Tesori e sorprese dell’entroterra
Nell’interno dell’Andalusìa si pratica invece un turismo intelligente e intrigante, a Ronda e ai Pueblos Blancos, sulle strade tortuose delle tante Sierras – catene montuose punteggiate di bianchi villaggi – tra i profumi della natura e i sapori della gastronomia. Fare un salto in Andalusìa? Ovvio. E in auto (sennò come si trasporta a casa tutto quel ben di dio di roba, mangereccia e non – olio, jamones de pata nega de Jabugo, tonno e sgombri dello Stretto di Gibilterra, cuoio di Ubrique, l’anice Machaquito di Rute, ceramica, mille oggetti di artigianato, selle di cavallo – che si compra lungo strada)? E una gita in auto non è poi così tragica: Ventimiglia dista da Malaga solo 1.700 kilometri, in autostrada (a pagamento, in Francia e dal confine spagnolo a Murcia) e in autovia (gratuita e veloce superstrada spagnola a doppia carreggiata). Buon viaggio in Andalusìa, dunque, con qualche info sui posti meno noti, solo perché oscurati dalle solite Granada, Cordoba, Siviglia.
Meraviglie Malagueñe
Per conoscere Malaga e la Costa del Sol non resta che affidarsi a Al-Idrisi, il primo geografo arabo che alcuni secoli fa descrisse il percorso da Algeciras a Granada, via Malaga (l’itinerario tra la prima località conquistata e l’ultima ceduta). Piacevole da visitare, Malaga risalterebbe ancor più se non fosse relegata in secondo piano dallo splendore delle altre grandi città andaluse. Bella l’Alcazaba e soprattutto interessante la salita al panorama dal castello di Gibralfaro (niente male il risveglio dopo un pernottamento nell’omonimo Parador): sullo sfondo il mare Mediterraneo, più sotto un mare di verde di giardini epalmeras del Paseo del Parque, un trionfo botanico tra la Plaza de la Marina – epicentro del traffico cittadino – e la Plaza de Toros della Malagueta (Feria malagueña nella seconda metà d’agosto, da non perdere ammirandosi costumi andalusi non meno belli di quelli della Feria di Siviglia).

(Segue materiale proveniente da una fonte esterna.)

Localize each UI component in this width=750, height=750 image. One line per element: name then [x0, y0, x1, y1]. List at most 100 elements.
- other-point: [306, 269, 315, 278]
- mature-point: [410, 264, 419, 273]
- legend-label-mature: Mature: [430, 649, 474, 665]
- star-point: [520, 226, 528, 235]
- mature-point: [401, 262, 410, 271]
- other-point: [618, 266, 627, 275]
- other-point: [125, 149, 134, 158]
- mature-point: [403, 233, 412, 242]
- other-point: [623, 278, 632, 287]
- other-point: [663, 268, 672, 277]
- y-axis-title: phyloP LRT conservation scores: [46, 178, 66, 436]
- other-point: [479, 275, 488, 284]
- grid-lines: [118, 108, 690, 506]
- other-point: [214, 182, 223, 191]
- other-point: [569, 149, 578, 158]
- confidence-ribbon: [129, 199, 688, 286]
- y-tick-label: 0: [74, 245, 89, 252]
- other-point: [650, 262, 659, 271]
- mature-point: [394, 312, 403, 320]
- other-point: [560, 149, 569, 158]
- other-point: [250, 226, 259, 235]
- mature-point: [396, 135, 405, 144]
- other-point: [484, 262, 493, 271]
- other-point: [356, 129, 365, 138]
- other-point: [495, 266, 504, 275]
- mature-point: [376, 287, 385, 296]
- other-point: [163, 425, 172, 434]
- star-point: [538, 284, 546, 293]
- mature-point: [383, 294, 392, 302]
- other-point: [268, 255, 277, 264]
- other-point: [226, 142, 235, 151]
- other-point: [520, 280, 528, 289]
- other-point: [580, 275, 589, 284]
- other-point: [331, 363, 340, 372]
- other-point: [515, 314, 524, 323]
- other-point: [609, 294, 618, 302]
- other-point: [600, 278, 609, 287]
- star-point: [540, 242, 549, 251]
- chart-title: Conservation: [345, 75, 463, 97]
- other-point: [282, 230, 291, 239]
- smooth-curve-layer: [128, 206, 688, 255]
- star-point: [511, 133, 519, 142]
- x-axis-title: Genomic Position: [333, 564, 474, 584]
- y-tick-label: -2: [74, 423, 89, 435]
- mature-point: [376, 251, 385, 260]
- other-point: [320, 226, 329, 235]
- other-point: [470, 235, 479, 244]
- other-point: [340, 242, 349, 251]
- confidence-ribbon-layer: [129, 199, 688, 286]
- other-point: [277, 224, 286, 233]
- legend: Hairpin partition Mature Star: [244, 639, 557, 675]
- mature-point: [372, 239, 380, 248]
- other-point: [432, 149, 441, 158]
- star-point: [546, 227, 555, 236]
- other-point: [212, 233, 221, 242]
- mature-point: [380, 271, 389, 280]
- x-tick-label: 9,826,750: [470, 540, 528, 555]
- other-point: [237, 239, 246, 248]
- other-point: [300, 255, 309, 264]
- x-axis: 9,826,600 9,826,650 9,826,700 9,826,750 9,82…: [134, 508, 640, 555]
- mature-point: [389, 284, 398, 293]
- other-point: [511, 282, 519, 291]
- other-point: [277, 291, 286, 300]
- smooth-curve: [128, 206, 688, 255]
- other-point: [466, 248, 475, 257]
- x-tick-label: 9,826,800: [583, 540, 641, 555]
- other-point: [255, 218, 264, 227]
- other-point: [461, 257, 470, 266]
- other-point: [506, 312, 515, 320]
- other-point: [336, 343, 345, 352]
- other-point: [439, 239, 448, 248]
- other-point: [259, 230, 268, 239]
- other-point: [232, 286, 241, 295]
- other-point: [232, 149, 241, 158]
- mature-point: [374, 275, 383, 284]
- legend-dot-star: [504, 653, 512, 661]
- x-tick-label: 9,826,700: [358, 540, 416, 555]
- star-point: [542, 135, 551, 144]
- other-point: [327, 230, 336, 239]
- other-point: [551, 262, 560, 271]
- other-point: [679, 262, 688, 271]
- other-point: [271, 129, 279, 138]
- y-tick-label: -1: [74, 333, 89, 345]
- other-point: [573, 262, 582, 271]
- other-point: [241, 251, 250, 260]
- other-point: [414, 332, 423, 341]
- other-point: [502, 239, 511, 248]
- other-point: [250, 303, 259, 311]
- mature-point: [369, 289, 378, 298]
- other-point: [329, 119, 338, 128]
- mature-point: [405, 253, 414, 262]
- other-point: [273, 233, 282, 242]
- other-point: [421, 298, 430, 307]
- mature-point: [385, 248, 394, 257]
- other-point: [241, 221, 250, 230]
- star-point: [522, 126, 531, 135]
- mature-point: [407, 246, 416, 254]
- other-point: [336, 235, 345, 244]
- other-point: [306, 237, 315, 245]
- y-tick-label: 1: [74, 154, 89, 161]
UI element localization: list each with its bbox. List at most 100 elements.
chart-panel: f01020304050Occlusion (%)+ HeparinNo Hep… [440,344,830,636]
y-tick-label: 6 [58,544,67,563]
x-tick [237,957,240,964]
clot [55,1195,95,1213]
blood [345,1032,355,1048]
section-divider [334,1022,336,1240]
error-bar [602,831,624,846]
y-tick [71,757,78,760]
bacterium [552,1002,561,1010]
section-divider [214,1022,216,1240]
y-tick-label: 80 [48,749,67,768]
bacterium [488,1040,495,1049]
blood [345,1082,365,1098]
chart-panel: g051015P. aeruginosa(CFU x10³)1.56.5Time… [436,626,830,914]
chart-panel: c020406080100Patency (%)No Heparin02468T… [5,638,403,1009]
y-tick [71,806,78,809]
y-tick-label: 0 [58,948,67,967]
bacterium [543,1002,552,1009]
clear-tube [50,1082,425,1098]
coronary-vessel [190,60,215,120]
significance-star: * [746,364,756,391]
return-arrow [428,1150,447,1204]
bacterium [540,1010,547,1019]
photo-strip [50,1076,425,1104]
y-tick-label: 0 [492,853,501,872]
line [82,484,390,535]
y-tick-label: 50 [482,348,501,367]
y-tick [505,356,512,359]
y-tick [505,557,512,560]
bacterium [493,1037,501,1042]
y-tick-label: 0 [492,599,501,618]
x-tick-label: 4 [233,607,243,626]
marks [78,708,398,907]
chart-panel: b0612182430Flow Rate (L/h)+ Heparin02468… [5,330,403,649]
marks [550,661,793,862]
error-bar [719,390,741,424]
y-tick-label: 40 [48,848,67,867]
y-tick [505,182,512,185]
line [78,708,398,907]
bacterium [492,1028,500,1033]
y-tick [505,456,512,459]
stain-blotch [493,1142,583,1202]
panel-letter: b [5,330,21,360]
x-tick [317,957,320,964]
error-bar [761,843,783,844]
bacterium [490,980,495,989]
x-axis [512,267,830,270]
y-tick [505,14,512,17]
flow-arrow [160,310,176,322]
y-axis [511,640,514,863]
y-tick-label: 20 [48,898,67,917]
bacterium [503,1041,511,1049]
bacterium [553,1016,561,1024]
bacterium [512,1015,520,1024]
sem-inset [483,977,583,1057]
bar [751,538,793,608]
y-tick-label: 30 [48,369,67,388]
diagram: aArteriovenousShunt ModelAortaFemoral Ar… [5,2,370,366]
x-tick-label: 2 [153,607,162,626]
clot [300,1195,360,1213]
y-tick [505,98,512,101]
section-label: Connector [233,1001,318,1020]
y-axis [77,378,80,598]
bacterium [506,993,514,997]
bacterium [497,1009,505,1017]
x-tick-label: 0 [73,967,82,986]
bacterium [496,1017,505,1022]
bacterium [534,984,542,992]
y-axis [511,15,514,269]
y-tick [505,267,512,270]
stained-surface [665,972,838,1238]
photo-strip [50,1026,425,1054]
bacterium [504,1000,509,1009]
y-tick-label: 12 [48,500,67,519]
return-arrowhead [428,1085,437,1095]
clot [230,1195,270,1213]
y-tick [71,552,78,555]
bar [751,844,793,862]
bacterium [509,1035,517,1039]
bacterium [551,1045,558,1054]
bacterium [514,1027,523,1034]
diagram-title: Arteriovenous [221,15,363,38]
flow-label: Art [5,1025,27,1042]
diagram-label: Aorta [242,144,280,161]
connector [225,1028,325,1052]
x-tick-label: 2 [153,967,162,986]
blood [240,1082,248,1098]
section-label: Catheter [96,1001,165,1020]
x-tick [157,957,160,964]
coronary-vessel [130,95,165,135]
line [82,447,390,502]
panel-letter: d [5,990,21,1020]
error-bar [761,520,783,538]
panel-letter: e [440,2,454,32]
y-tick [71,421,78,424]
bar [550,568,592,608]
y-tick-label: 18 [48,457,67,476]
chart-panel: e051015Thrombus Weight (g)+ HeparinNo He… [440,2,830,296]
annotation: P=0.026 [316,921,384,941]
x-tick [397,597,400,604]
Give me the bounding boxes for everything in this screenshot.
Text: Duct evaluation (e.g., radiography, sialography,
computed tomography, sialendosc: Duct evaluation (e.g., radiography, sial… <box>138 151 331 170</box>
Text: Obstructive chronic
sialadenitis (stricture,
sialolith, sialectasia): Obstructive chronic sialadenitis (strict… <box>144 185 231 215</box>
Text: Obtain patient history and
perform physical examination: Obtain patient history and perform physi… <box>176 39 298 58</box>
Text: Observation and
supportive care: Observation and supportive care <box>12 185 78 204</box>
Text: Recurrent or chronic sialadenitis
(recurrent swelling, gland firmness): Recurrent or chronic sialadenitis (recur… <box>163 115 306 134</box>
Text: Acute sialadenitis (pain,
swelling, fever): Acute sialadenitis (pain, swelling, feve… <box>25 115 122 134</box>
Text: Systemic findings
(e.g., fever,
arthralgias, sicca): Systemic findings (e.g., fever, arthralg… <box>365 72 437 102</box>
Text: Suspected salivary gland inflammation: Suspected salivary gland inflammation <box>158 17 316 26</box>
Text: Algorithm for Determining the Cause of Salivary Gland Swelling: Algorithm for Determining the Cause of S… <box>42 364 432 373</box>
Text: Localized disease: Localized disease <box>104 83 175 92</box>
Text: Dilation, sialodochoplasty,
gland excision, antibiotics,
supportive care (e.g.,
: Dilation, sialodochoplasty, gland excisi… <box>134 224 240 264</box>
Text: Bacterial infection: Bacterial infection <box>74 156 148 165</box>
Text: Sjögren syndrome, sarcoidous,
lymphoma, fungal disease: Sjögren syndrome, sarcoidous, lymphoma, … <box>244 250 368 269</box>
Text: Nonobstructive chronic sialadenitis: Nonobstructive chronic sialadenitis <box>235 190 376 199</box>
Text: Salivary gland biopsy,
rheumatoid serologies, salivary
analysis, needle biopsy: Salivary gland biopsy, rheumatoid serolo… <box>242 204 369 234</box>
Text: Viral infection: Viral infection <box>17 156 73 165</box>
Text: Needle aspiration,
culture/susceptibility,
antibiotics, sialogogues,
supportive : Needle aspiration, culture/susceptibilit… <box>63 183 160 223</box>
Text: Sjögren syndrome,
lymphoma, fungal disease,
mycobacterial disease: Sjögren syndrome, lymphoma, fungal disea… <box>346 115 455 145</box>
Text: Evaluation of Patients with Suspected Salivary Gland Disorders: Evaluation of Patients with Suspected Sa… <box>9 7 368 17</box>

Vini dolci e fritti di mare
Oltre la Plaza de la Marina giganteggiano i pioppi secolari della Alameda Principal e si fa conoscenza con il dolce Moscatel (Vino de Malaga) mediante un corso teorico su uvaggi e produzione presso il Consorzio dei Produttori, in un edificio sulla parte sinistra del viale. Si fa invece piacevole pratica, voluttuosamente gustando un Pajarito alla quasi prospiciente ‘Antigua Casa di Guardia’, un secolo e mezzo di storia della mescita del vino (e si gustano pure cozze/mejillones deliziosamente non condite da salse e intrugli vari). Dopo un dovuto shopping di alabastro, vanto di Malaga, nelle tiendas intorno a Plaza de la Constituciòn, è tempo di provare la cucina malagueña (l’Ajo blanco – mollica, aglio, mandorle e uvetta). A Palo, poi, sobborgo sulla strada per Motril e la lussureggiante Costa Granadina, Casa Pedro costituisce il tipico esempio dei caciarosi ristoranti del sud Mediterraneo, la caccia a un tavolo all’aperto, viavai di camerieri, clienti alla ricerca del fresco e di un fritto giusto a costo onesto. Visitata la Malaka greca e fenicia destinata a dare i natali a Picasso (magnifico il museo a lui dedicato, si prega di passarvi lungo tempo in ammirazione) si proceda lungo la Costa del Sol.